Benim devletimi yöneten kadroların bir sanat dalıyla ilgilenmeleri, ömrüm boyunca, " Allah'ım bir gün bana göster" diye dua ettiğim hayalimdir!
Çünkü, biz böyle bir devlet geleneğinin, medeniyetinin evladıyız..!
Nice han, sultan, padişah şairdir, bestekardır, tarihimizde..!
Nice sadrazamlar, paşalardan şair, bestekar vardır kültürümüzde!
Aslına bakarsanız, neredeyse sanatın bir dalıyla uğraşmayan devletlü göremezsiniz! Devletlü, ülkesindeki sanatçıyı, sarayının baş köşesinde konumlandırmıştır da ondan..! Sanatın bir dalıyla iştigal etmişler, edemeyenler de sanatçılara himmet etmiş, onları himaye etmişlerdir.
İslam coğrafyasında , Türk nereye ayağını basmışsa orada mutlaka devletin ya da devletlünün himaye ettikleri sanatçıların eserlerini görürsünüz.
Hatta, Allah muhafaza, ne zaman ki, bir İslam beldesi İşgal edilse, işe o eserleri tarumar ederek başlamıştır küffar!
Daha yakın zamanda batıda Mostar Köprüsü...! Şimdilerde doğuda Karabağ Şuşa..!
Ne zaman, devlet ve devletlü sanat ve sanatçıdan kopmuş, bayağılaşma başlamıştır!
İşin tehlikesi şu ki, bayağılaşma en tehlikeli mikroptur, kimliksizleştirir!
Kimliksizlik ise hayatı anlamsızlaştırır, insan fıtratını bozar, emperyalizmin istediği sadece, "Tüketen insan" modelini ortaya çıkarır!

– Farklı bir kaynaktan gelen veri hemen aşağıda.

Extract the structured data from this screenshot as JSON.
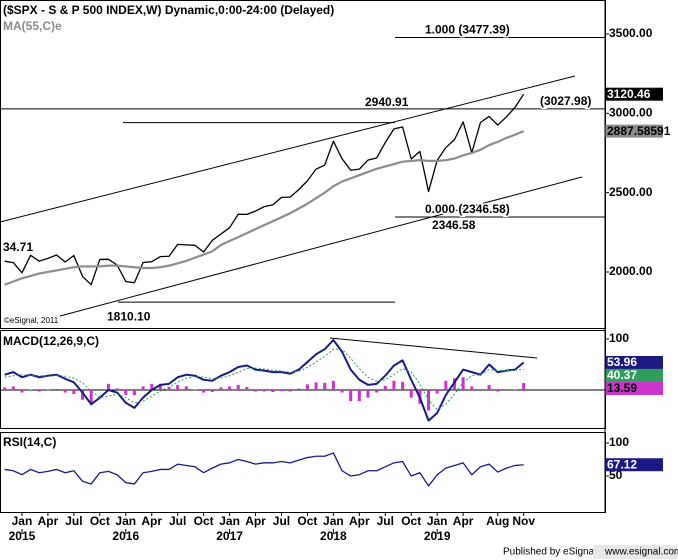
{
  "chart_data": [
    {
      "type": "line",
      "title": "($SPX - S & P 500 INDEX,W) Dynamic,0:00-24:00 (Delayed)",
      "watermark": "©eSignal, 2011",
      "note": "34.71",
      "x": [
        -2,
        -1,
        0,
        1,
        2,
        3,
        4,
        5,
        6,
        7,
        8,
        9,
        10,
        11,
        12,
        13,
        14,
        15,
        16,
        17,
        18,
        19,
        20,
        21,
        22,
        23,
        24,
        25,
        26,
        27,
        28,
        29,
        30,
        31,
        32,
        33,
        34,
        35,
        36,
        37,
        38,
        39,
        40,
        41,
        42,
        43,
        44,
        45,
        46,
        47,
        48,
        49,
        50,
        51,
        52,
        53,
        54,
        55,
        56,
        57,
        58
      ],
      "xlim": [
        -2.54,
        67.4
      ],
      "ylim": [
        1647,
        3714
      ],
      "yticks": [
        {
          "value": 2000,
          "label": "2000.00"
        },
        {
          "value": 2500,
          "label": "2500.00"
        },
        {
          "value": 3000,
          "label": "3000.00"
        },
        {
          "value": 3500,
          "label": "3500.00"
        }
      ],
      "series": [
        {
          "color": "#000000",
          "label_color": "#ffffff",
          "width": 1.3,
          "values": [
            2068,
            2059,
            1995,
            2105,
            2068,
            2086,
            2107,
            2063,
            2104,
            1972,
            1920,
            2079,
            2080,
            2044,
            1940,
            1932,
            2060,
            2065,
            2097,
            2099,
            2174,
            2171,
            2168,
            2126,
            2199,
            2239,
            2279,
            2364,
            2363,
            2384,
            2412,
            2423,
            2470,
            2472,
            2519,
            2575,
            2648,
            2674,
            2824,
            2714,
            2641,
            2648,
            2705,
            2718,
            2816,
            2902,
            2914,
            2712,
            2760,
            2507,
            2704,
            2784,
            2834,
            2946,
            2752,
            2942,
            2980,
            2926,
            2977,
            3038,
            3120.46
          ]
        },
        {
          "name": "MA(55,C)e",
          "color": "#8c8c8c",
          "label_color": "#000000",
          "width": 2.2,
          "values": [
            1920,
            1940,
            1960,
            1975,
            1990,
            2000,
            2010,
            2020,
            2030,
            2035,
            2035,
            2035,
            2040,
            2040,
            2035,
            2030,
            2025,
            2025,
            2030,
            2040,
            2055,
            2070,
            2090,
            2110,
            2130,
            2170,
            2195,
            2220,
            2245,
            2270,
            2295,
            2320,
            2345,
            2370,
            2400,
            2430,
            2465,
            2500,
            2540,
            2570,
            2590,
            2610,
            2630,
            2650,
            2665,
            2680,
            2695,
            2700,
            2705,
            2700,
            2700,
            2705,
            2715,
            2735,
            2750,
            2770,
            2800,
            2820,
            2845,
            2865,
            2887.58591
          ]
        }
      ],
      "levels": [
        {
          "value": 3477.39,
          "label": "1.000 (3477.39)"
        },
        {
          "value": 3027.98,
          "label": "(3027.98)"
        },
        2940.91,
        {
          "value": 2346.58,
          "label": "0.000 (2346.58)"
        },
        2346.58,
        {
          "value": 1810.1,
          "label": "1810.10"
        }
      ]
    },
    {
      "type": "line",
      "title": "MACD(12,26,9,C)",
      "x": [
        -2,
        -1,
        0,
        1,
        2,
        3,
        4,
        5,
        6,
        7,
        8,
        9,
        10,
        11,
        12,
        13,
        14,
        15,
        16,
        17,
        18,
        19,
        20,
        21,
        22,
        23,
        24,
        25,
        26,
        27,
        28,
        29,
        30,
        31,
        32,
        33,
        34,
        35,
        36,
        37,
        38,
        39,
        40,
        41,
        42,
        43,
        44,
        45,
        46,
        47,
        48,
        49,
        50,
        51,
        52,
        53,
        54,
        55,
        56,
        57,
        58
      ],
      "xlim": [
        -2.54,
        67.4
      ],
      "ylim": [
        -74.5,
        117.6
      ],
      "yticks": [
        0,
        100
      ],
      "series": [
        {
          "type": "bar",
          "color": "#cc33cc",
          "label_color": "#000000",
          "values": [
            5,
            7,
            -5,
            1,
            -3,
            1,
            2,
            -5,
            -8,
            -19,
            -26,
            0,
            12,
            3,
            -10,
            -10,
            7,
            12,
            12,
            6,
            10,
            7,
            1,
            -5,
            -4,
            5,
            7,
            10,
            6,
            -3,
            -3,
            -4,
            -2,
            -3,
            3,
            11,
            15,
            14,
            18,
            -5,
            -22,
            -22,
            -15,
            -5,
            8,
            18,
            16,
            -15,
            -27,
            -40,
            -7,
            18,
            23,
            25,
            7,
            0,
            10,
            -3,
            0,
            1,
            13.59
          ]
        },
        {
          "color": "#1a1a80",
          "label_color": "#ffffff",
          "width": 2,
          "values": [
            30,
            35,
            25,
            30,
            25,
            28,
            30,
            22,
            15,
            -5,
            -28,
            -15,
            0,
            -5,
            -25,
            -35,
            -15,
            0,
            10,
            12,
            25,
            30,
            28,
            20,
            18,
            28,
            35,
            45,
            48,
            40,
            38,
            35,
            35,
            32,
            40,
            55,
            70,
            80,
            98,
            75,
            40,
            20,
            10,
            12,
            28,
            48,
            58,
            20,
            -15,
            -60,
            -45,
            -10,
            15,
            40,
            35,
            30,
            50,
            35,
            38,
            40,
            53.96
          ]
        },
        {
          "color": "#2e9e5b",
          "label_color": "#ffffff",
          "width": 1,
          "dash": true,
          "values": [
            25,
            28,
            30,
            29,
            28,
            27,
            28,
            27,
            23,
            14,
            -2,
            -15,
            -12,
            -8,
            -15,
            -25,
            -22,
            -12,
            -2,
            6,
            15,
            23,
            27,
            25,
            22,
            23,
            28,
            35,
            42,
            43,
            41,
            39,
            37,
            35,
            37,
            44,
            55,
            66,
            80,
            80,
            62,
            42,
            25,
            17,
            20,
            30,
            42,
            35,
            12,
            -20,
            -38,
            -28,
            -8,
            15,
            28,
            30,
            40,
            38,
            38,
            39,
            40.37
          ]
        }
      ]
    },
    {
      "type": "line",
      "title": "RSI(14,C)",
      "x": [
        -2,
        -1,
        0,
        1,
        2,
        3,
        4,
        5,
        6,
        7,
        8,
        9,
        10,
        11,
        12,
        13,
        14,
        15,
        16,
        17,
        18,
        19,
        20,
        21,
        22,
        23,
        24,
        25,
        26,
        27,
        28,
        29,
        30,
        31,
        32,
        33,
        34,
        35,
        36,
        37,
        38,
        39,
        40,
        41,
        42,
        43,
        44,
        45,
        46,
        47,
        48,
        49,
        50,
        51,
        52,
        53,
        54,
        55,
        56,
        57,
        58
      ],
      "xlim": [
        -2.54,
        67.4
      ],
      "ylim": [
        -4.5,
        116.7
      ],
      "yticks": [
        50,
        100
      ],
      "xticks": [
        {
          "value": 0,
          "label": "Jan"
        },
        {
          "value": 3,
          "label": "Apr"
        },
        {
          "value": 6,
          "label": "Jul"
        },
        {
          "value": 9,
          "label": "Oct"
        },
        {
          "value": 12,
          "label": "Jan"
        },
        {
          "value": 15,
          "label": "Apr"
        },
        {
          "value": 18,
          "label": "Jul"
        },
        {
          "value": 21,
          "label": "Oct"
        },
        {
          "value": 24,
          "label": "Jan"
        },
        {
          "value": 27,
          "label": "Apr"
        },
        {
          "value": 30,
          "label": "Jul"
        },
        {
          "value": 33,
          "label": "Oct"
        },
        {
          "value": 36,
          "label": "Jan"
        },
        {
          "value": 39,
          "label": "Apr"
        },
        {
          "value": 42,
          "label": "Jul"
        },
        {
          "value": 45,
          "label": "Oct"
        },
        {
          "value": 48,
          "label": "Jan"
        },
        {
          "value": 51,
          "label": "Apr"
        },
        {
          "value": 55,
          "label": "Aug"
        },
        {
          "value": 58,
          "label": "Nov"
        }
      ],
      "year_ticks": [
        {
          "value": 0,
          "label": "2015"
        },
        {
          "value": 12,
          "label": "2016"
        },
        {
          "value": 24,
          "label": "2017"
        },
        {
          "value": 36,
          "label": "2018"
        },
        {
          "value": 48,
          "label": "2019"
        }
      ],
      "series": [
        {
          "color": "#1a1a80",
          "label_color": "#ffffff",
          "width": 1.3,
          "values": [
            60,
            58,
            52,
            60,
            55,
            57,
            60,
            55,
            58,
            42,
            38,
            55,
            57,
            52,
            40,
            38,
            55,
            57,
            60,
            60,
            68,
            66,
            64,
            55,
            62,
            68,
            70,
            75,
            72,
            68,
            70,
            70,
            72,
            70,
            74,
            78,
            80,
            80,
            85,
            58,
            50,
            52,
            58,
            58,
            64,
            70,
            72,
            50,
            55,
            35,
            52,
            62,
            66,
            70,
            52,
            64,
            68,
            56,
            62,
            66,
            67.12
          ]
        }
      ]
    }
  ],
  "footer": {
    "publisher": "Published by eSignal",
    "site": "www.esignal.com"
  }
}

Hele hele bu insan Türk, devlet de Türk Devletiyse, tüm dünyanın mizanı kayar!
Bugün yaşadığımız hal, aynen budur!
Sadece karnının açlık derecesiyle, devletiyle mesafe belirleyen vatandaş profili...
Ve tabiatıyla da itibar gören, "Bizim askerimizin Libya'da ne işi var " edepsizliği ..!
Oysa, Şam, Halep, Trablusgarp İstanbul 'dan daha eski Türk vatanı, İslam beldesidir!
Her bir köşesi de devletin, devletlünün himaye ettiği, Türk İslam Medeniyeti sanatçılarının eserleriyle doludur.
Ne zaman ki, "Medeniyetler Çatışması" mimarları dünyaya el attılar, sanat menfi ya da müspet anlamda en belirleyici enstrüman oldu.
Savaşın en kanlısı bu alanda veriliyor!
Hatırlayın, Selahattin Demirtaş'ın elindeki bağlamayı?
Uyuşturarak, uyutarak, bir organ mafyası gibi parça parça ederek götürüyor!
Ruhumuz bile duymadı, duymuyor, böyle giderse korkarım ki, duymayacak da..!
Sanatçının da sanatseverin de içinde olduğu siper, önem kazandı.
Hangi mevzide, kiminle omuz omuza..?
Lafı epey uzattığımın farkındayım, çünkü bu hususta çok mustaribim!
Geçende, Sayın İbrahim Kalın Bey'i bağlamasıyla dinlediğimde, çok ama çok sevinmiştim. Sayın Kalın ile Sayın Erkan Oğur, beraber klip yayınladılar, akabinde sol, marjinal vandallıkla başladı mahalle baskısına!
Sonuç, Sayın Erkan Oğur hemencecik mahallesine mahcubiyetini ifade etti, sıyrıldı(!)
Aslında mesele nedir biliyor musunuz ?
Sayın İbrahim Kalın, söz konusu sanat ise, karşı mahalleden biriyle aynı karede olmakta bir beis görmediler.
Lakin, Sayın Oğur'u mahallelileri yakasından paçasından tutup, siperlerine çektiler! Sonra da Sayın Oğur kendi mahallesine savunma verirken sözü incitti, neticesinde de Sayın Kalın incindi!
Bana da sorarsanız, " Lanet olsun içimizdeki şu muhacir sevgisine..." derim!